Dion ingat kalau istrinya bukanlah seorang Indigo dan menurutnya, tidak mungkin istrinya menutupi hal tersebut. Karena selama berpacaran tidak ada tanda-tanda itu. Cukup aneh jika kini ia melihat hal-hal yang tidak kasat mata. Apa mungkin bayangan hitam yang ia lihat juga mahluk tak kasat mata juga?
Dion tidak menemukan jawabannya sama sekali. Tangannya yang terhenti menyuapi Lina akhirnya disentuh oleh tangan Lina yang dingin. Terkejut akan hal itu Dion pun melanjutkan menyuapi Lina. Dion berpikir ini bukan saat yang tepat menanyakan hal itu. Hal tentang sejak kapan Lina bisa melihat mahluk tak kasat mata. Dan apakah Lina bisa melihat yang Dion lihat barusan?
Selesai menyuapi Lina, Dion pun menyuruh Lina beristirahat. Dengan lembut ia membelai rambut istrinya dan memeluk tubuh istrinya yang dingin agar hangat. Tubuh istrinya terasa dingin dan gemetaran. Dion hanya bisa mencoba menenangkannya. Dia juga mengatakan kalau dia tidak akan meninggalkan Lina. Perlahan-lahan Lina memejamkan matanya dan tertidur dalam hangatnya pelukan suaminya.

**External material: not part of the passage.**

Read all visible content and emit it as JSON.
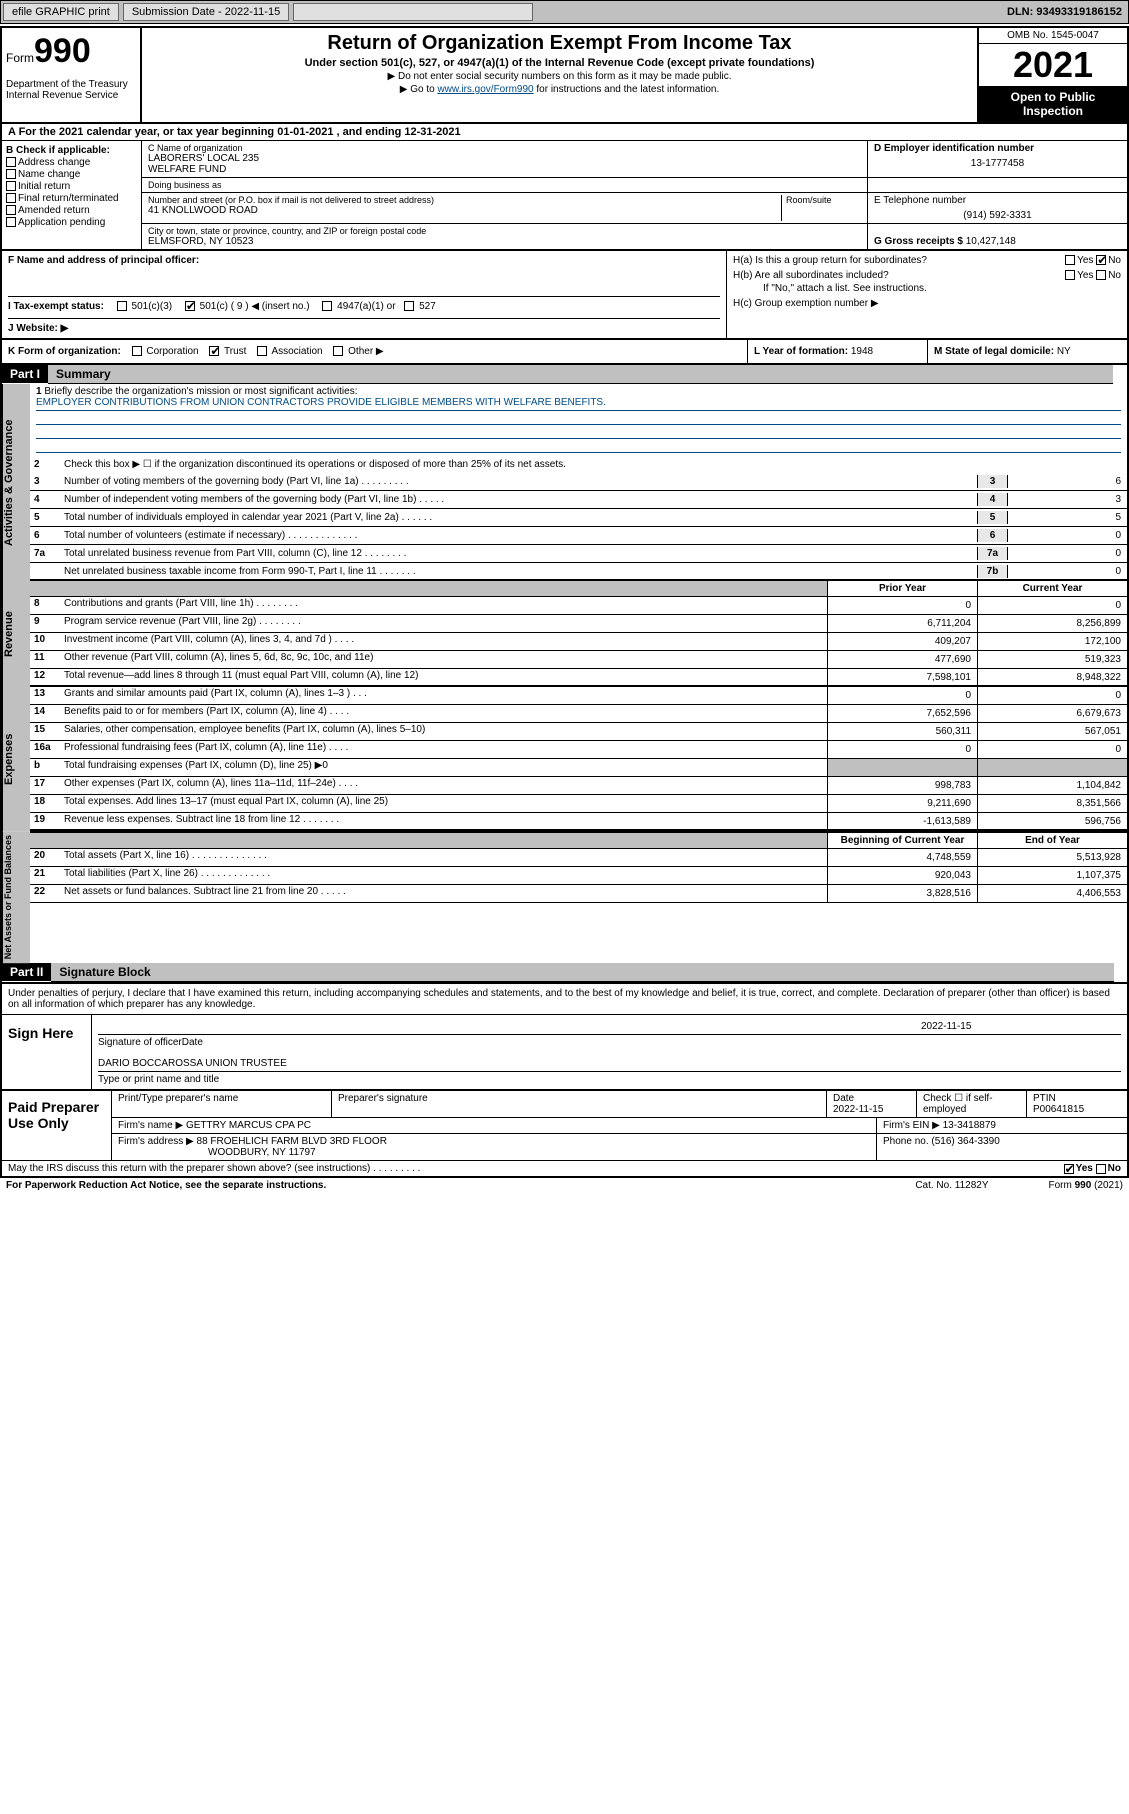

Saat Lina tertidur lelap Dion melepas dekapannya. Saat sudah memastikan tubuh istrinya sudah mulai hangat atau pun normal. Ia turun dari ranjangnya dan mengambil laptopnya yang berada di meja, lalu kembali duduk di ranjang di sebelah istrinya.
Dion membuka Google mencari tau apa yang ia lihat tadi. Mulanya ia mencari dengan kata kunci bayangan gelap. Dan yang muncul hanyalah alat-alat kecantikan untuk menghilangkan plek hitam di wajah.
__ADS_1
Benar-benar tidak ada hubungannya sama sekali. Dion mencari sesuatu yang berbau misteri, tapi yang muncul malah hal-hal duniawi.
Dan kemudian ia mengganti kata kunci dengan "Hantu" dan keluarlah artikel tentang Indigo. Ini sesuai dengan apa yang Dion harapkan. Maka iya pun menelusuri laman itu. Dengan tatapan mata tanpa berkedip, dan bahkan seperti menahan napas. Seolah takut, akan ada yang terlewat dari pandangannya, jika ia menghembuskan napasnya pada saat itu.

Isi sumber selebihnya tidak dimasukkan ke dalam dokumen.